6. Know Yourself. Be realistic about the goal you want to achieve. If you want to exercise more, but are not a gym person, joining a gym, paying for a membership you will never use is going to feel discouraging and could make achieving your goal difficult. Spend some time thinking about how to incorporate more exercise into your day-to-day routine. I have a friend who found walking her dog every day, versus joining a gym, was the best form of exercise, and she loved being in nature as well.
7. Limit Sabotaging Thinking. Be mindful of negative self talk, or statements to yourself when challenges arise like, ” I don’t know why I try, I can never follow through with anything” or ” I should just give up, this is too hard.”
When you have a challenge or a set-back, don’t dwell on it. Instead, keep focused on the big picture, starting a new behavior or eliminating a problematic behavior in your life takes time, energy, and effort.
Ask yourself, “ what did I learn from this setback?” or, “If this situation presented itself again, what could I have done different?”
Starting something new requires perseverance and flexibility to adapt to see how to make the goal work. Remember, making a change is a journey, not a one time event.

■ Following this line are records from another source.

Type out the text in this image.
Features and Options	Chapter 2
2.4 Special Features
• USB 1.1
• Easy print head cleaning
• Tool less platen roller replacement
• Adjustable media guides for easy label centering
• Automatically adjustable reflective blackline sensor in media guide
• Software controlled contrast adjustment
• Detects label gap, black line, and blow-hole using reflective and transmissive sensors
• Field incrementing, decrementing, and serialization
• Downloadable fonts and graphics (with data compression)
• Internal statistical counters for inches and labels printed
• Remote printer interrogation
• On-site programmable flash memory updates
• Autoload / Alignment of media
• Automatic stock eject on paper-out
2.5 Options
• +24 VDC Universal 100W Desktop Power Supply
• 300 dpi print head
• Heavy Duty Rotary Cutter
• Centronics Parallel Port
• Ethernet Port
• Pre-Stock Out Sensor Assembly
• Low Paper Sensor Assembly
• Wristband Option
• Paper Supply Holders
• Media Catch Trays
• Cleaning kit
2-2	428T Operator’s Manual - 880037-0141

8. Be Compassionate and Encouraging to Yourself. Watch the way you talk to yourself. We often say negative things in our mind to ourselves; we would never imagine saying those same statements to other people in our lives. Offer yourself the same compassion and encouragement you would give to a child, family member or friend. If find yourself in a negative place, ask yourself, “If my friend came to me and told me what she was struggling with, how would I respond?” Often we are kinder to other people than we are to ourselves.
9. Reach Out for Support. Reaching out to supportive people for encouragement can help you in the process of change. Whether it’s a support group, friends, family or a therapist, a solid support system can help to achieve personal goals.
There is no right way to approach the New Year.
Only you can decide where your energy lies to make a change.
You need to be ready to make the change for yourself.
I want to close this episode with a quote from best-selling author Melody Beattie, ” The New Year stands before us, like a chapter in a book, waiting to be written. We can help write that story by setting goals.”
Wishing you a healthy and happy New Year!